German military officials and SS who intently observe his refusal to be

inducted for military service. Only this clerk points to a purple form,

perhaps the infamous "Declaration," giving Steyer a chance to

renounce his faith and leave the camp.

Page 23: Buchenwald through the eyes of an artist

23. "The Sword of the Church”. Hitler attacked Jehovah's Witnesses, Jews,

political [dissidents], and criminals. The intention was a disguised persecution

of Jehovah's Witnesses, i.e., not as Christians, but because they were

considered criminals. A huge, ranting caricature wreathed in a halo towers

over a German town, his finger pointed in accusation towards the objects of

his hatred. The town bristles with jagged church spires topped with crosses,

and from the windows fly Nazi flags, in turn emblazoned with the Aryan cross,

symbolic of the Nazi party. This iconography references the root of Steyer's

persecution as one of Jehovah's Witnesses, the exclusion of the Bible

Students from the sanctioned Christian religions.
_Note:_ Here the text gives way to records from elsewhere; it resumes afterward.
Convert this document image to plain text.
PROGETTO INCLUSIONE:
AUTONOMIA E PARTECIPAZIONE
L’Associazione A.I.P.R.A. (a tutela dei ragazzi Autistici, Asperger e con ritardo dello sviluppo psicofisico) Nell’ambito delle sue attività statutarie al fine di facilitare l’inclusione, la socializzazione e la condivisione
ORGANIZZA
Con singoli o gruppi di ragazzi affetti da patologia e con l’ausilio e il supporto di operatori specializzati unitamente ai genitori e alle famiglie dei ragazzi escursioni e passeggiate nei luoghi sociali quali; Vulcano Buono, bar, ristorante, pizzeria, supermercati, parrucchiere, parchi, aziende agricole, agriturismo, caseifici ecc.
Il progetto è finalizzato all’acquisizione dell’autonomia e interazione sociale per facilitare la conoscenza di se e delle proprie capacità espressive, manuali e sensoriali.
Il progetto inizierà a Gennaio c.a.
Page 24: Buchenwald through the eyes of an artist

23. "This brood will be exterminated in Germany!" Hitler reacts hysterically

to the flood of protest telegrams sent on October 7, 1934, by Jehovah's

Witnesses from around the world. A claustrophobic atmosphere is

created by color fields of black and red, the Nazi colors, that heavily

frame a manic Hitler. The Fuehrer stands pounding an SS podium with

reddened hands, memorialising the moment of Hitler's raving boast.

Page 25: Buchenwald through the eyes of an artist

25. "The gladsome news." From an aerial view looking down at the barracks,

a great mass of prisoners surge into the dusty alleys of the camp, seen

rambunctiously gamboling, dancing, embracing one another, and running,

arms outstretched towards freedom, as the camp is liberated. Two prisoners

in the center join hands. A group of prisoners stage a revolt shortly before the

camp's official liberation.

Page 26: Buchenwald through the eyes of an artist

26. "Thanks to God, the power of the evil ones is broken!”. “The SS have fled

… we are free!" The central figure, possibly Steyer himself, looks up at

heaven, arms outstretched as he thanks God for freedom. In the background,

liberated prisoners continue to dance, talk, and celebrate their liberation. In

the centre, again, two prisoners join hands. While the shadows indicate

sunlight off to the right, from the forest the symbolic glow of freedom beckons,

now seemingly extending into the camp.

Page 27: Buchenwald through the eyes of an artist

27. "Free!" The familiar scene of the oppressive gatehouse, now free of

guards, and the dark forest are radically changed as the figures joyously

gesticulate, one haloed by the light of the now-open gate. The clock tower

shows almost 4 o'clock - the hour of liberation.